Comment Re:Huh? (Score 4, Interesting) 191
It's still relevant, but an expected ruling. This is not about DRM on the songs, it is about DRM on the connection between iTunes and the devices. That is, you can't use a non-apple device with iTunes. And Apple can go out of their way to make that happen.
I think you are making the mistake of thinking that Apple was sued for something that remotely makes sense. They weren't.
Apple sold music with DRM in 2006. That music was hard or impossible to copy, as music with DRM should be. But that's not what Apple was sued for. And making it impossible for music with DRM to be copied is actually what DRM is there for.
Realnetworks had developed their own DRM "solution". Which had the unfortunate disadvantage that it didn't play on iPods, and it didn't play on Microsoft "Playforsure" compatible players either. So it was quite dead in the water. So Realnetworks decided to create a hack where they removed their own DRM, then put fake "FairPlay" (that's Apple's DRM) around it, and copied that to the iPod.

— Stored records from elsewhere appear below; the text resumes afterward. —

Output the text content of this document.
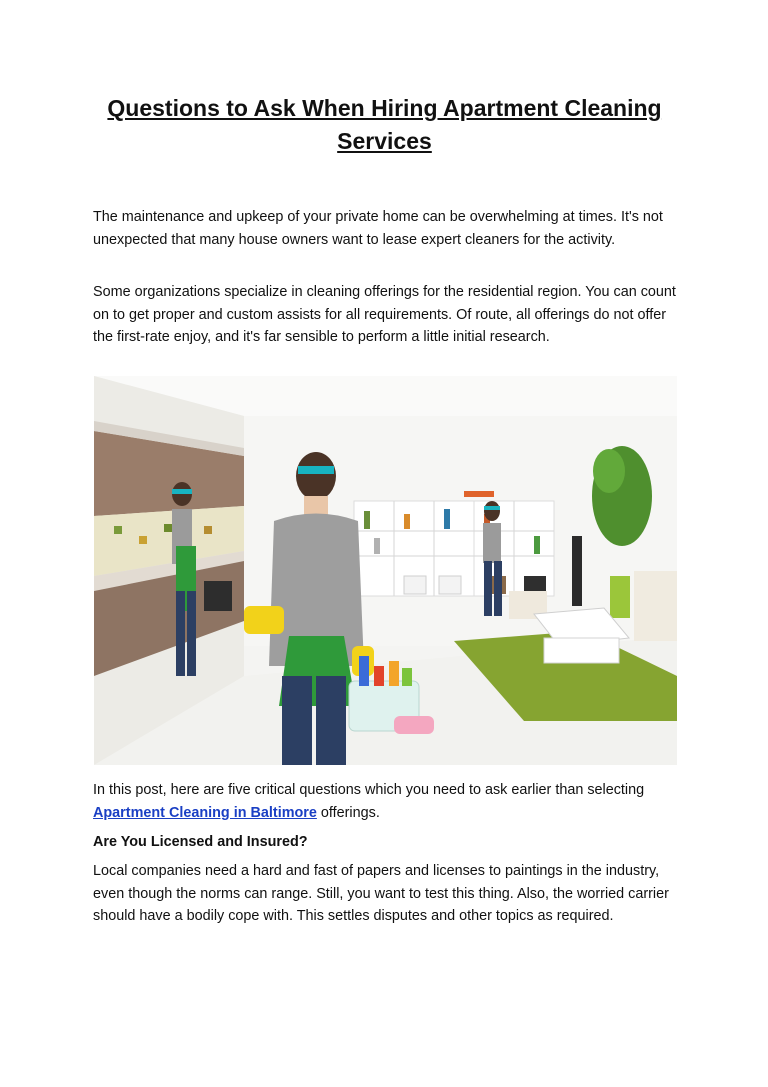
Questions to Ask When Hiring Apartment Cleaning Services

The maintenance and upkeep of your private home can be overwhelming at times. It's not unexpected that many house owners want to lease expert cleaners for the activity.

Some organizations specialize in cleaning offerings for the residential region. You can count on to get proper and custom assists for all requirements. Of route, all offerings do not offer the first-rate enjoy, and it's far sensible to perform a little initial research.

In this post, here are five critical questions which you need to ask earlier than selecting Apartment Cleaning in Baltimore offerings.

Are You Licensed and Insured?

Local companies need a hard and fast of papers and licenses to paintings in the industry, even though the norms can range. Still, you want to test this thing. Also, the worried carrier should have a bodily cope with. This settles disputes and other topics as required.
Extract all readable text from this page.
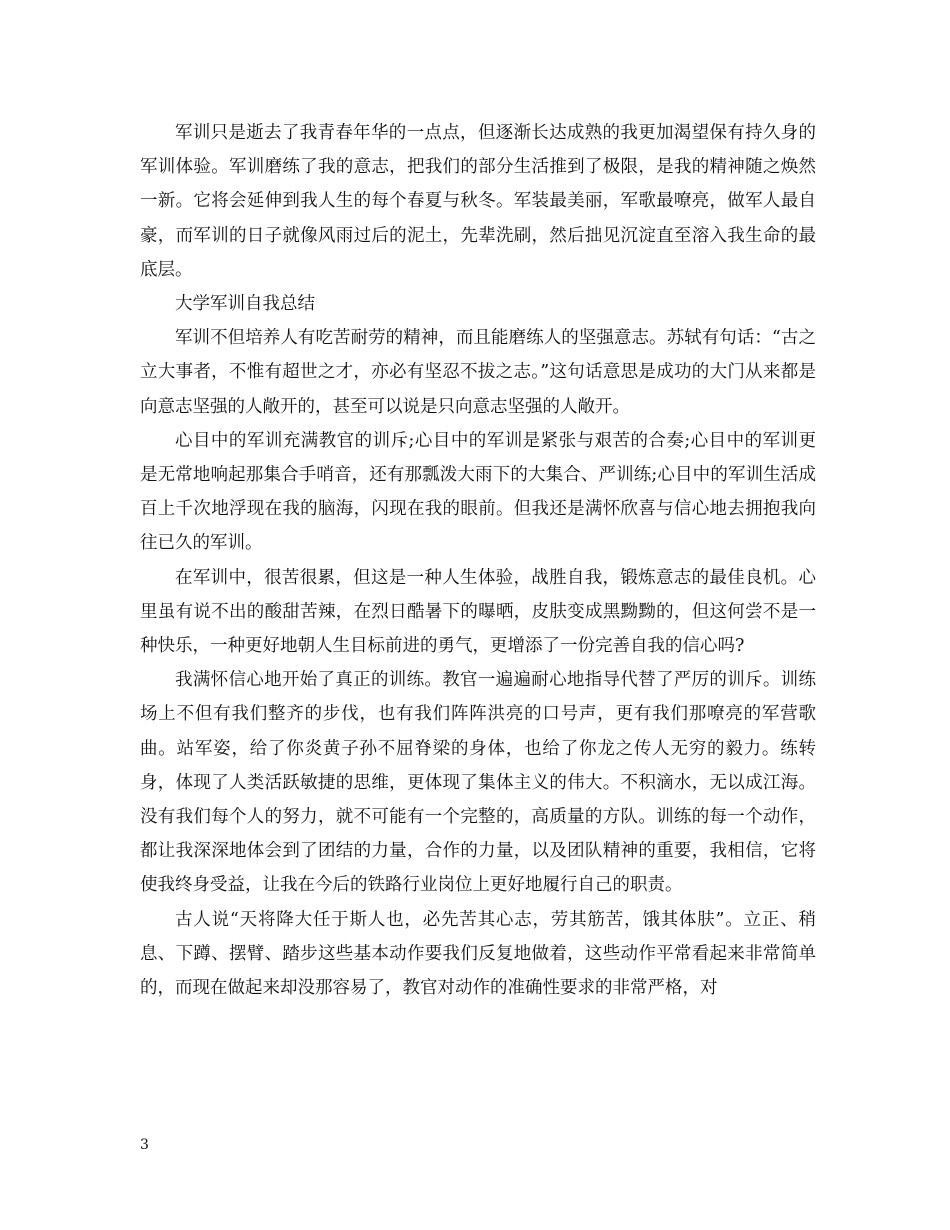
军训只是逝去了我青春年华的一点点，但逐渐长达成熟的我更加渴望保有持久身的军训体验。军训磨练了我的意志，把我们的部分生活推到了极限，是我的精神随之焕然一新。它将会延伸到我人生的每个春夏与秋冬。军装最美丽，军歌最嘹亮，做军人最自豪，而军训的日子就像风雨过后的泥土，先辈洗刷，然后拙见沉淀直至溶入我生命的最底层。

大学军训自我总结

军训不但培养人有吃苦耐劳的精神，而且能磨练人的坚强意志。苏轼有句话：“古之立大事者，不惟有超世之才，亦必有坚忍不拔之志。”这句话意思是成功的大门从来都是向意志坚强的人敞开的，甚至可以说是只向意志坚强的人敞开。

心目中的军训充满教官的训斥;心目中的军训是紧张与艰苦的合奏;心目中的军训更是无常地响起那集合手哨音，还有那瓢泼大雨下的大集合、严训练;心目中的军训生活成百上千次地浮现在我的脑海，闪现在我的眼前。但我还是满怀欣喜与信心地去拥抱我向往已久的军训。

在军训中，很苦很累，但这是一种人生体验，战胜自我，锻炼意志的最佳良机。心里虽有说不出的酸甜苦辣，在烈日酷暑下的曝晒，皮肤变成黑黝黝的，但这何尝不是一种快乐，一种更好地朝人生目标前进的勇气，更增添了一份完善自我的信心吗?

我满怀信心地开始了真正的训练。教官一遍遍耐心地指导代替了严厉的训斥。训练场上不但有我们整齐的步伐，也有我们阵阵洪亮的口号声，更有我们那嘹亮的军营歌曲。站军姿，给了你炎黄子孙不屈脊梁的身体，也给了你龙之传人无穷的毅力。练转身，体现了人类活跃敏捷的思维，更体现了集体主义的伟大。不积滴水，无以成江海。没有我们每个人的努力，就不可能有一个完整的，高质量的方队。训练的每一个动作，都让我深深地体会到了团结的力量，合作的力量，以及团队精神的重要，我相信，它将使我终身受益，让我在今后的铁路行业岗位上更好地履行自己的职责。

古人说“天将降大任于斯人也，必先苦其心志，劳其筋苦，饿其体肤”。立正、稍息、下蹲、摆臂、踏步这些基本动作要我们反复地做着，这些动作平常看起来非常简单的，而现在做起来却没那容易了，教官对动作的准确性要求的非常严格，对

3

It turned out that they damaged directory structures on the iPod, and the iPod's "FairPlay" implementation noticed that there was something fishy about these files. Altogether so bad that Apple's software suggested that you reformat the iPod. And that is what these lawyers complain about: That Apple didn't allow their hacked DRM to play on an iPod.
The obvious and 100% iPod compatible solution would have been to remove the DRM and _not_ to try to add Fairplay DRM to the music. Music without DRM, like mp3, AAC, WAV, ALAC has always played on all iPods.